I bought a bike (first wrote book by accident!) on Craigslist from a lovely young woman in Greenpoint, who, luckily for me, was moving to be with her boyfriend in Norway and so felt nothing here mattered a stick anymore and sold me a towering good bike, with helmet and lock, offered at a basement price. I took it to a shop tucked under the BQE in Ft. Greene, having gotten a tip from one of my locker-room guru ladies (see above) that the owner might actually be nice and not find me age-invisible. You can say that again! After exchanging life stories, tears, laughs and a hug, we seem committed to a life of friendship. A pure Brooklyn story, from wing-nut to bear hug.
Favorite Brooklyn poet(s), dead and/or alive?
Close race twixt D. Nurkse and Walt Whitman. I do go back further with Whitman, though, being as my college-age brother gave me the little Leaves of Grass edition from which I took passages to embroider on overalls; it was the ’70s, they were good for many things, including that. He’s the original “I’m Okay, You’re Okay” kinda guy, what I understand to be a model for poets as humanists. And that’s what I’m in it for.
Favorite Brooklyn bookstore(s)?
Does anyone remember a little Brooklyn Heights shop called Our Mutual Friend that I think I once found on a snowy day in the ’80s? It may have gone the way of myth, but now I need to give a shoutout to the ladies who run Greenlight Books, in my neighborhood. But I really like them all … don’t know how any remain standing …
Favorite places to read and write in Brooklyn (besides home, assuming you like to be there)?
Brooklyn Public Library Central Branch, home away from home.
Favorite places to go in Brooklyn not involving reading or writing?
Gardens, or Prospect Park, heaven on earth.
Last awesome book(s)/poem(s) you read?
Betsy Sholl’s new book of poems Otherwise Unseeable. Glorious. And David Caplan’s scholarship, Rhyme’s Challenge, which includes all kinds of discussions on rap and more, including the opinion of a Pennsylvania Supreme Court Judge, presented in rhyme including the couplet “A groom must expect matrimonial pandemonium / When his spouse finds he’s given her cubic zirconium.” Need I say more?

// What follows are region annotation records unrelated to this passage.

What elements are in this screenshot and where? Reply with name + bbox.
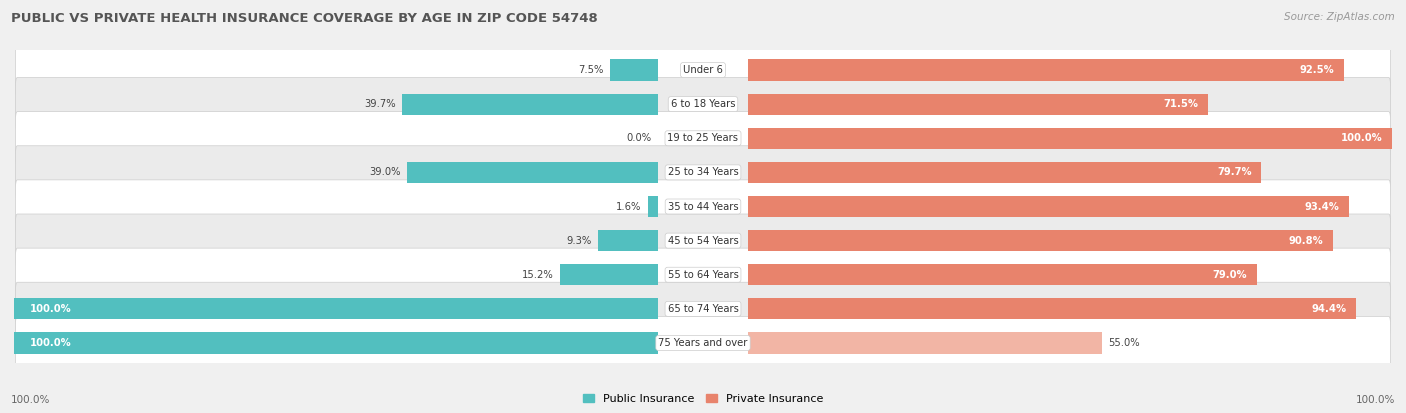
Text: 9.3%: 9.3% [567,236,592,246]
Text: PUBLIC VS PRIVATE HEALTH INSURANCE COVERAGE BY AGE IN ZIP CODE 54748: PUBLIC VS PRIVATE HEALTH INSURANCE COVER… [11,12,598,25]
Bar [748,298,1355,319]
Bar [14,298,658,319]
Bar [748,196,1350,217]
Bar [748,264,1257,285]
Bar [748,94,1208,115]
FancyBboxPatch shape [15,180,1391,233]
FancyBboxPatch shape [15,214,1391,267]
Text: 93.4%: 93.4% [1305,202,1340,211]
Bar [748,162,1261,183]
FancyBboxPatch shape [15,316,1391,370]
Text: 90.8%: 90.8% [1288,236,1323,246]
Text: 71.5%: 71.5% [1164,99,1199,109]
Text: 1.6%: 1.6% [616,202,641,211]
Text: 6 to 18 Years: 6 to 18 Years [671,99,735,109]
Bar [748,59,1344,81]
Text: 39.7%: 39.7% [364,99,396,109]
Bar [748,230,1333,251]
Text: 100.0%: 100.0% [11,395,51,405]
Bar [14,332,658,354]
Text: 100.0%: 100.0% [30,304,72,314]
Text: 15.2%: 15.2% [522,270,554,280]
Text: 100.0%: 100.0% [1340,133,1382,143]
Text: 92.5%: 92.5% [1299,65,1334,75]
Bar [406,162,658,183]
Text: 0.0%: 0.0% [626,133,651,143]
Bar [648,196,658,217]
Text: 79.0%: 79.0% [1212,270,1247,280]
Text: 75 Years and over: 75 Years and over [658,338,748,348]
Bar [610,59,658,81]
Text: 79.7%: 79.7% [1218,167,1251,177]
Text: Under 6: Under 6 [683,65,723,75]
FancyBboxPatch shape [15,146,1391,199]
Text: Source: ZipAtlas.com: Source: ZipAtlas.com [1284,12,1395,22]
FancyBboxPatch shape [15,78,1391,131]
Bar [560,264,658,285]
Legend: Public Insurance, Private Insurance: Public Insurance, Private Insurance [579,389,827,408]
Bar [748,128,1392,149]
Text: 7.5%: 7.5% [578,65,603,75]
Text: 55 to 64 Years: 55 to 64 Years [668,270,738,280]
FancyBboxPatch shape [15,282,1391,335]
Text: 100.0%: 100.0% [1355,395,1395,405]
Text: 100.0%: 100.0% [30,338,72,348]
Bar [748,332,1102,354]
Bar [402,94,658,115]
FancyBboxPatch shape [15,43,1391,97]
Text: 45 to 54 Years: 45 to 54 Years [668,236,738,246]
Bar [598,230,658,251]
Text: 25 to 34 Years: 25 to 34 Years [668,167,738,177]
Text: 55.0%: 55.0% [1109,338,1140,348]
Text: 65 to 74 Years: 65 to 74 Years [668,304,738,314]
Text: 94.4%: 94.4% [1312,304,1346,314]
FancyBboxPatch shape [15,248,1391,301]
FancyBboxPatch shape [15,112,1391,165]
Text: 35 to 44 Years: 35 to 44 Years [668,202,738,211]
Text: 19 to 25 Years: 19 to 25 Years [668,133,738,143]
Text: 39.0%: 39.0% [368,167,401,177]
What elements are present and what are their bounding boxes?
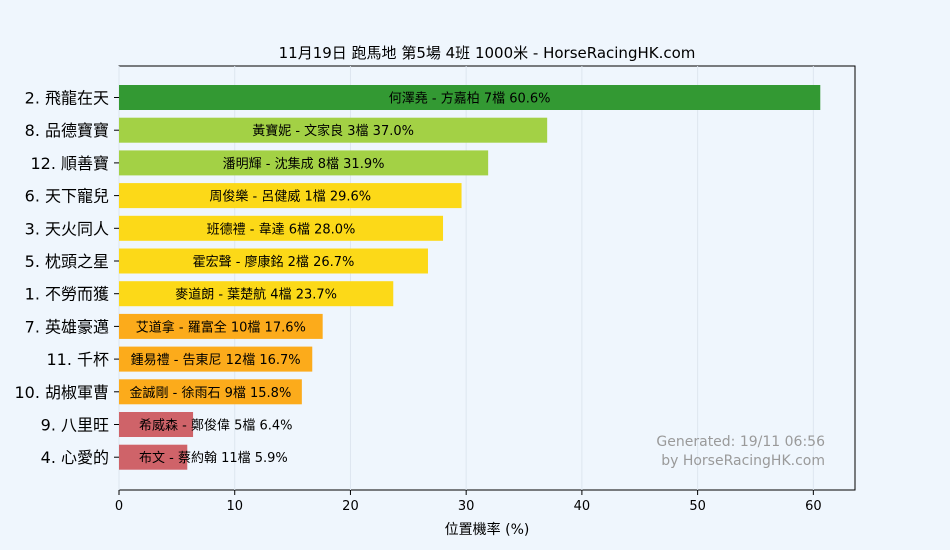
bar-labels: 何澤堯 - 方嘉柏 7檔 60.6% 黃寶妮 - 文家良 3檔 37.0% 潘明輝 …	[130, 91, 551, 467]
y-tick-label: 5. 枕頭之星	[25, 252, 109, 271]
bar	[119, 117, 548, 143]
bar-data-label: 周俊樂 - 呂健威 1檔 29.6%	[209, 189, 371, 205]
y-tick-label: 2. 飛龍在天	[25, 89, 109, 108]
x-tick-label: 20	[342, 499, 359, 514]
x-tick-label: 10	[226, 499, 243, 514]
x-tick-label: 40	[574, 499, 591, 514]
bar	[119, 379, 302, 405]
bar	[119, 215, 444, 241]
bar	[119, 444, 188, 470]
x-tick-label: 0	[115, 499, 123, 514]
bars	[119, 85, 821, 470]
x-tick-labels: 0 10 20 30 40 50 60	[115, 490, 822, 514]
y-tick-label: 4. 心愛的	[41, 448, 109, 467]
bar-data-label: 潘明輝 - 沈集成 8檔 31.9%	[223, 156, 385, 172]
y-tick-label: 9. 八里旺	[41, 416, 109, 435]
y-tick-label: 11. 千杯	[46, 350, 109, 369]
y-tick-label: 3. 天火同人	[25, 219, 109, 238]
bar	[119, 313, 323, 339]
bar-data-label: 布文 - 蔡約翰 11檔 5.9%	[139, 451, 288, 466]
bar	[119, 412, 194, 437]
y-tick-label: 8. 品德寶寶	[25, 121, 109, 140]
y-tick-labels: 2. 飛龍在天 8. 品德寶寶 12. 順善寶 6. 天下寵兒 3. 天火同人 5. 枕頭…	[14, 89, 119, 467]
bar	[119, 150, 489, 176]
bar-data-label: 何澤堯 - 方嘉柏 7檔 60.6%	[389, 91, 551, 107]
x-axis-label: 位置機率 (%)	[445, 521, 530, 538]
x-tick-label: 60	[805, 499, 822, 514]
chart-title: 11月19日 跑馬地 第5場 4班 1000米 - HorseRacingHK.…	[279, 44, 696, 62]
y-tick-label: 6. 天下寵兒	[25, 187, 109, 206]
watermark-line-1: Generated: 19/11 06:56	[656, 434, 825, 450]
bar-data-label: 希威森 - 鄭俊偉 5檔 6.4%	[139, 419, 293, 434]
bar	[119, 248, 428, 274]
bar-data-label: 金誠剛 - 徐雨石 9檔 15.8%	[130, 385, 292, 401]
y-tick-label: 1. 不勞而獲	[25, 285, 109, 304]
y-tick-label: 12. 順善寶	[30, 154, 109, 173]
bar	[119, 183, 462, 209]
bar	[119, 85, 821, 110]
y-tick-label: 7. 英雄豪邁	[25, 317, 109, 336]
x-tick-label: 30	[458, 499, 475, 514]
bar-data-label: 鍾易禮 - 告東尼 12檔 16.7%	[131, 352, 301, 368]
bar-data-label: 艾道拿 - 羅富全 10檔 17.6%	[136, 319, 306, 335]
x-tick-label: 50	[689, 499, 706, 514]
y-tick-label: 10. 胡椒軍曹	[14, 383, 109, 402]
watermark-line-2: by HorseRacingHK.com	[661, 453, 825, 469]
bar	[119, 346, 313, 372]
bar	[119, 281, 394, 307]
bar-data-label: 麥道朗 - 葉楚航 4檔 23.7%	[175, 287, 337, 303]
bar-data-label: 班德禮 - 韋達 6檔 28.0%	[207, 222, 356, 237]
bar-data-label: 黃寶妮 - 文家良 3檔 37.0%	[252, 123, 414, 139]
bar-data-label: 霍宏聲 - 廖康銘 2檔 26.7%	[193, 254, 355, 270]
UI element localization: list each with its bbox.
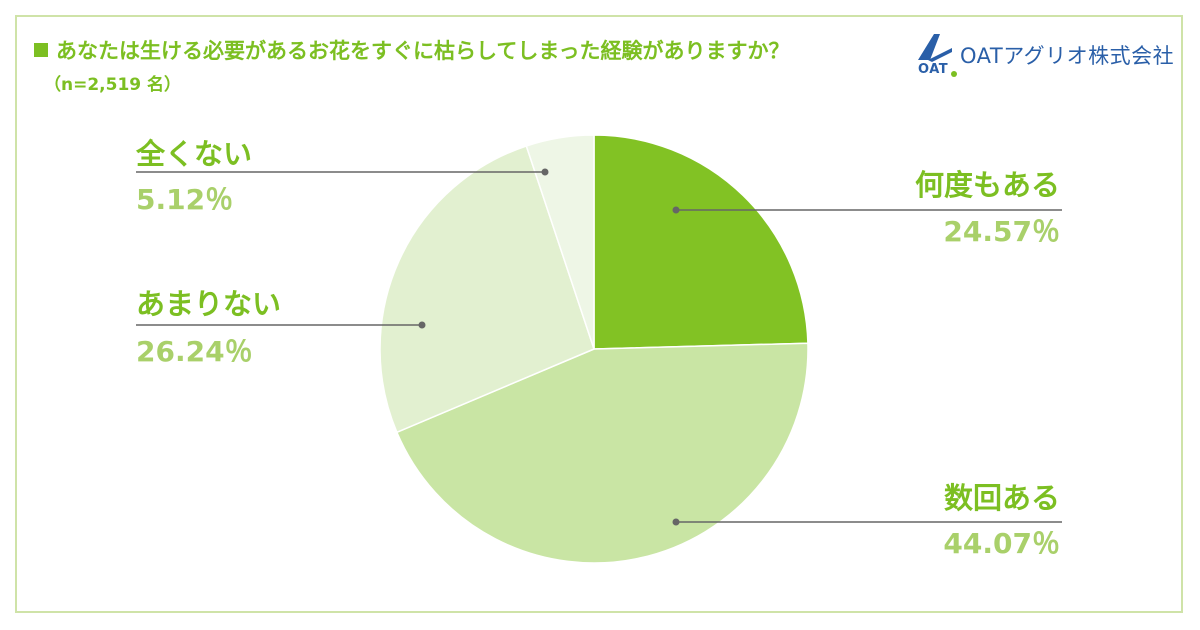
slice-value-1: 44.07％ [943, 527, 1060, 560]
pie-slice-1 [395, 342, 809, 564]
slice-label-2: あまりない [136, 287, 282, 321]
title-square-icon [34, 43, 48, 57]
slice-value-0: 24.57％ [943, 215, 1060, 248]
logo [918, 34, 957, 77]
logo-mark-text: OAT [918, 62, 949, 77]
pie-slice-0 [593, 134, 809, 350]
pie-slice-3 [525, 134, 595, 350]
logo-company-name: OATアグリオ株式会社 [960, 44, 1175, 68]
leader-dot-3 [541, 168, 549, 176]
logo-mark-icon [918, 34, 940, 60]
chart-title: あなたは生ける必要があるお花をすぐに枯らしてしまった経験がありますか？ [34, 38, 790, 64]
slice-label-3: 全くない [136, 137, 253, 171]
chart-subtitle: （n=2,519 名） [44, 75, 182, 95]
leader-dot-1 [672, 518, 680, 526]
chart-title-text: あなたは生ける必要があるお花をすぐに枯らしてしまった経験がありますか？ [56, 39, 790, 63]
slice-label-1: 数回ある [943, 481, 1060, 515]
slice-value-2: 26.24％ [136, 335, 253, 368]
pie-slice-2 [379, 145, 595, 434]
slice-value-3: 5.12％ [136, 183, 234, 216]
leader-dot-0 [672, 206, 680, 214]
slice-label-0: 何度もある [914, 168, 1060, 202]
leader-dot-2 [418, 321, 426, 329]
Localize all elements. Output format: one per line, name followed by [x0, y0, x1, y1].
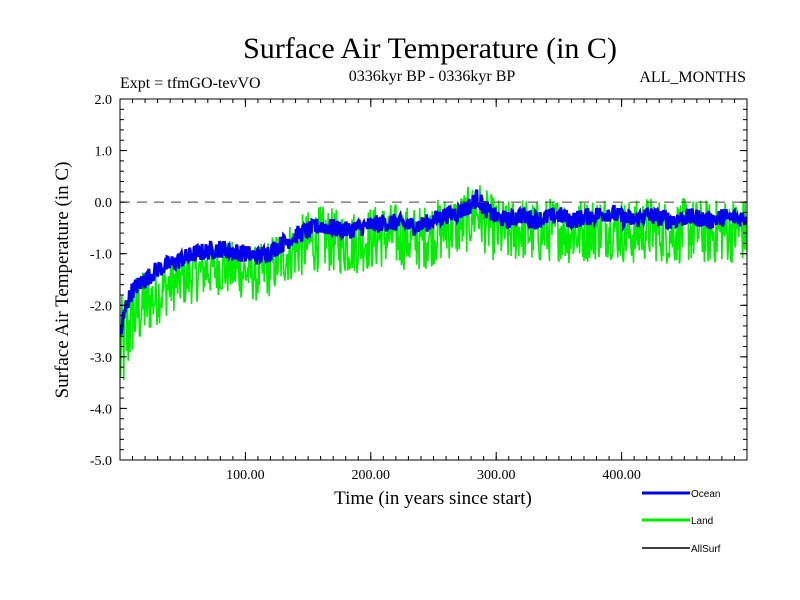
x-tick-label: 100.00: [226, 468, 265, 483]
series-line-ocean: [120, 189, 747, 337]
y-tick-label: 2.0: [95, 93, 113, 108]
plot-frame: [119, 98, 748, 461]
y-tick-label: -5.0: [90, 454, 112, 469]
x-tick-label: 200.00: [352, 468, 391, 483]
period-label: 0336kyr BP - 0336kyr BP: [349, 68, 516, 85]
x-axis-label: Time (in years since start): [334, 488, 532, 509]
chart-title: Surface Air Temperature (in C): [243, 32, 617, 65]
legend-label-ocean: Ocean: [691, 489, 720, 500]
x-tick-label: 400.00: [602, 468, 641, 483]
legend-label-land: Land: [691, 516, 713, 527]
y-tick-label: -2.0: [90, 299, 112, 314]
months-label: ALL_MONTHS: [639, 69, 746, 86]
y-tick-label: -3.0: [90, 351, 112, 366]
x-tick-label: 300.00: [477, 468, 516, 483]
legend-label-allsurf: AllSurf: [691, 544, 721, 555]
legend: Ocean Land AllSurf: [642, 489, 721, 555]
y-axis-label: Surface Air Temperature (in C): [52, 162, 73, 399]
y-tick-label: 1.0: [95, 145, 113, 160]
y-tick-label: -1.0: [90, 248, 112, 263]
experiment-label: Expt = tfmGO-tevVO: [120, 75, 261, 92]
y-tick-label: 0.0: [95, 196, 113, 211]
y-tick-label: -4.0: [90, 402, 112, 417]
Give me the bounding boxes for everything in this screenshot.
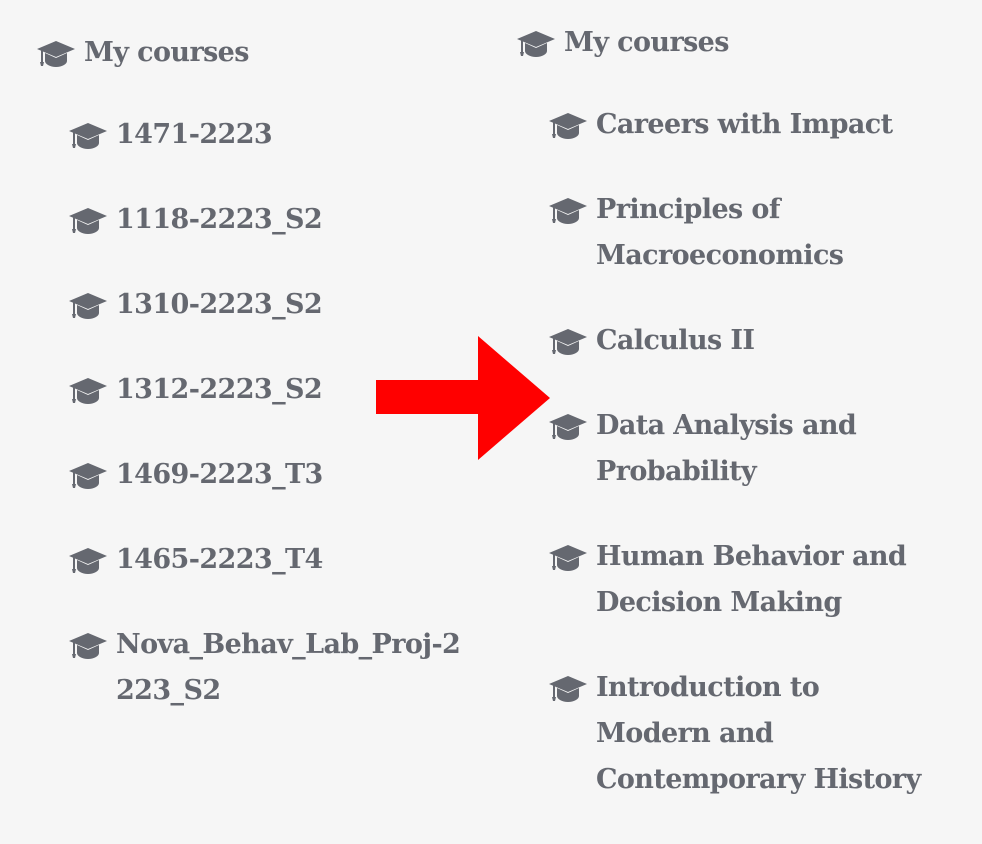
graduation-cap-icon (548, 112, 588, 140)
course-label: 1312-2223_S2 (116, 374, 323, 405)
course-item[interactable]: 1469-2223_T3 (68, 452, 476, 498)
graduation-cap-icon (548, 197, 588, 225)
course-item[interactable]: Introduction to Modern and Contemporary … (548, 665, 966, 803)
course-list-left: 1471-2223 1118-2223_S2 1310-2223_S2 1312… (36, 112, 476, 714)
course-item[interactable]: 1310-2223_S2 (68, 282, 476, 328)
course-label: 1469-2223_T3 (116, 459, 323, 490)
graduation-cap-icon (548, 328, 588, 356)
course-label: Data Analysis and Probability (596, 410, 857, 487)
graduation-cap-icon (68, 377, 108, 405)
course-list-right: Careers with Impact Principles of Macroe… (516, 102, 966, 803)
right-course-panel: My courses Careers with Impact Principle… (516, 20, 966, 842)
course-item[interactable]: Human Behavior and Decision Making (548, 534, 966, 626)
course-item[interactable]: Nova_Behav_Lab_Proj-2223_S2 (68, 622, 476, 714)
graduation-cap-icon (68, 122, 108, 150)
left-course-panel: My courses 1471-2223 1118-2223_S2 1310-2… (36, 30, 476, 753)
graduation-cap-icon (68, 547, 108, 575)
course-item[interactable]: Careers with Impact (548, 102, 966, 148)
course-label: 1118-2223_S2 (116, 204, 323, 235)
course-item[interactable]: 1312-2223_S2 (68, 367, 476, 413)
graduation-cap-icon (548, 544, 588, 572)
course-label: Principles of Macroeconomics (596, 194, 844, 271)
graduation-cap-icon (68, 207, 108, 235)
course-label: 1465-2223_T4 (116, 544, 323, 575)
course-item[interactable]: Principles of Macroeconomics (548, 187, 966, 279)
course-label: 1471-2223 (116, 119, 273, 150)
my-courses-heading-right[interactable]: My courses (516, 20, 966, 66)
course-label: 1310-2223_S2 (116, 289, 323, 320)
graduation-cap-icon (68, 462, 108, 490)
course-label: Careers with Impact (596, 109, 893, 140)
course-item[interactable]: Calculus II (548, 318, 966, 364)
heading-label: My courses (84, 37, 249, 68)
graduation-cap-icon (68, 632, 108, 660)
course-item[interactable]: Data Analysis and Probability (548, 403, 966, 495)
right-arrow-icon (376, 336, 550, 460)
course-label: Human Behavior and Decision Making (596, 541, 907, 618)
graduation-cap-icon (548, 413, 588, 441)
graduation-cap-icon (36, 40, 76, 68)
course-label: Introduction to Modern and Contemporary … (596, 672, 921, 795)
my-courses-heading-left[interactable]: My courses (36, 30, 476, 76)
course-item[interactable]: 1471-2223 (68, 112, 476, 158)
graduation-cap-icon (68, 292, 108, 320)
heading-label: My courses (564, 27, 729, 58)
course-label: Calculus II (596, 325, 755, 356)
graduation-cap-icon (516, 30, 556, 58)
course-label: Nova_Behav_Lab_Proj-2223_S2 (116, 629, 461, 706)
course-item[interactable]: 1118-2223_S2 (68, 197, 476, 243)
graduation-cap-icon (548, 675, 588, 703)
course-item[interactable]: 1465-2223_T4 (68, 537, 476, 583)
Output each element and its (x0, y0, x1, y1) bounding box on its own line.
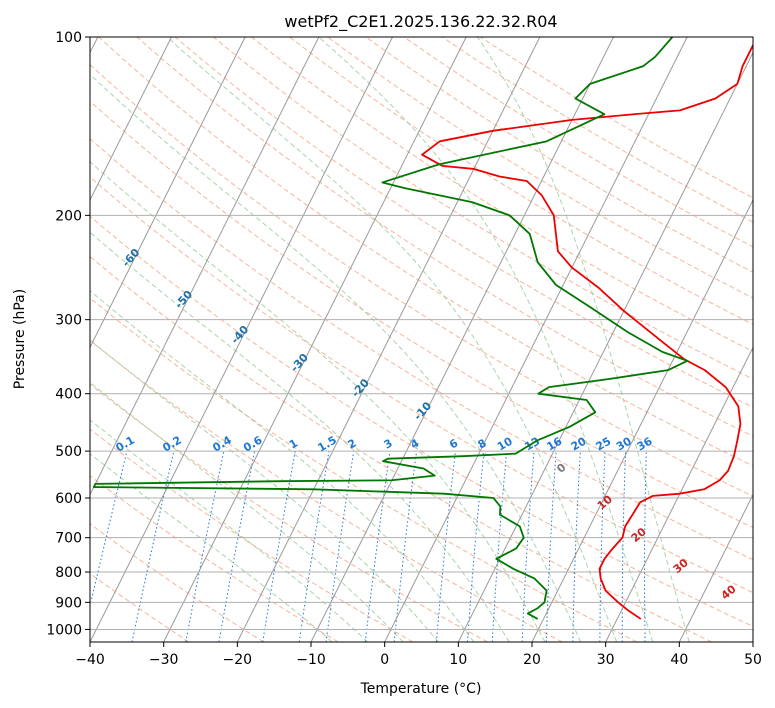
dewpoint-profile-line (92, 37, 689, 620)
isotherm-line (310, 37, 614, 642)
moist-adiabat (90, 290, 475, 642)
y-tick-label: 300 (55, 313, 82, 329)
y-axis-label: Pressure (hPa) (12, 289, 28, 389)
y-tick-label: 900 (55, 595, 82, 611)
dry-adiabat (90, 100, 753, 529)
isotherm-line (163, 37, 467, 642)
dry-adiabat (90, 383, 488, 642)
y-tick-label: 700 (55, 531, 82, 547)
chart-title: wetPf2_C2E1.2025.136.22.32.R04 (284, 12, 557, 32)
isotherm-line (236, 37, 541, 642)
x-tick-label: 0 (380, 652, 389, 668)
mixing-ratio-line (325, 451, 355, 642)
mixing-ratio-line (393, 451, 418, 642)
y-tick-label: 1000 (46, 622, 82, 638)
plot-background (90, 37, 753, 642)
isotherm-line (90, 37, 246, 349)
moist-adiabat (90, 73, 582, 642)
dry-adiabat (90, 215, 753, 628)
x-tick-label: 10 (449, 652, 467, 668)
x-tick-label: 50 (744, 652, 762, 668)
dry-adiabat (289, 37, 753, 326)
moist-adiabat (90, 161, 546, 642)
mixing-ratio-line (364, 451, 391, 642)
mixing-ratio-line (90, 450, 128, 609)
y-tick-label: 200 (55, 208, 82, 224)
dry-adiabat (251, 37, 753, 353)
isotherm-line (457, 51, 753, 642)
y-tick-label: 500 (55, 444, 82, 460)
dry-adiabat (90, 297, 638, 642)
moist-adiabat (318, 37, 654, 642)
dry-adiabat (90, 572, 190, 642)
x-tick-label: −30 (149, 652, 179, 668)
x-tick-label: −20 (223, 652, 253, 668)
isotherm-line (605, 346, 753, 642)
plot-frame (89, 36, 754, 643)
background-lines (90, 37, 753, 642)
x-tick-label: −40 (75, 652, 105, 668)
dry-adiabat (90, 137, 753, 561)
dry-adiabat (90, 63, 753, 497)
moist-adiabat (90, 339, 439, 642)
dry-adiabat (90, 255, 712, 642)
y-tick-label: 100 (55, 30, 82, 46)
moist-adiabat (90, 231, 510, 642)
dry-adiabat (212, 37, 753, 380)
dry-adiabat (90, 339, 563, 642)
isotherm-line (384, 37, 688, 642)
profile-series (92, 37, 753, 620)
y-tick-label: 400 (55, 387, 82, 403)
x-tick-label: 20 (523, 652, 541, 668)
mixing-ratio-line (298, 451, 330, 642)
x-axis-label: Temperature (°C) (360, 681, 482, 697)
x-tick-label: 40 (670, 652, 688, 668)
isotherm-line (531, 198, 753, 642)
mixing-ratio-line (467, 451, 485, 642)
moist-adiabat (90, 381, 404, 642)
y-tick-label: 600 (55, 491, 82, 507)
temperature-profile-line (421, 43, 753, 620)
x-tick-label: −10 (296, 652, 326, 668)
axes: −40 −30 −20 −10 0 10 20 30 40 50 100 200 300 400 500 60… (46, 30, 762, 668)
x-tick-label: 30 (597, 652, 615, 668)
dry-adiabat (174, 37, 753, 408)
isotherm-line (90, 37, 393, 642)
isotherm-line (90, 37, 172, 202)
y-tick-label: 800 (55, 565, 82, 581)
isotherm-line (90, 37, 320, 496)
dry-adiabat (90, 176, 753, 594)
isotherm-line (678, 493, 753, 642)
moist-adiabat (477, 37, 690, 642)
dry-adiabat (98, 37, 753, 467)
mixing-ratio-line (131, 450, 175, 642)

Fill in the blanks in these lines by Whitman:
I celebrate the sidewalk,
And what I take as delightful offerings you should—well,
I won’t say what you should do,
For every fortunate choice for me as good belongs (if you
want it!) for you.
If you have time, write a nine-line poem using these end-words (in whatever order) from Jay Z’s “Brooklyn Go Hard”: father, Dodger, jack, rob, sin, pen, love, Brooklyn, Biggie.
Artful Dodger who would jack the trunk
and rob the father of seven
of all his spare
flashlights, why not consider
the better sin of self-love,
you know, if you can go to Brooklyn
College, if you can find the time,
the money, if you can say,
I have to find a way to do that, it’s the only Biggie?
Because of my great fortune of being able to live here with my family. I’m kinda stuck on the idea that good fortune—not of my own making—has dictated my life.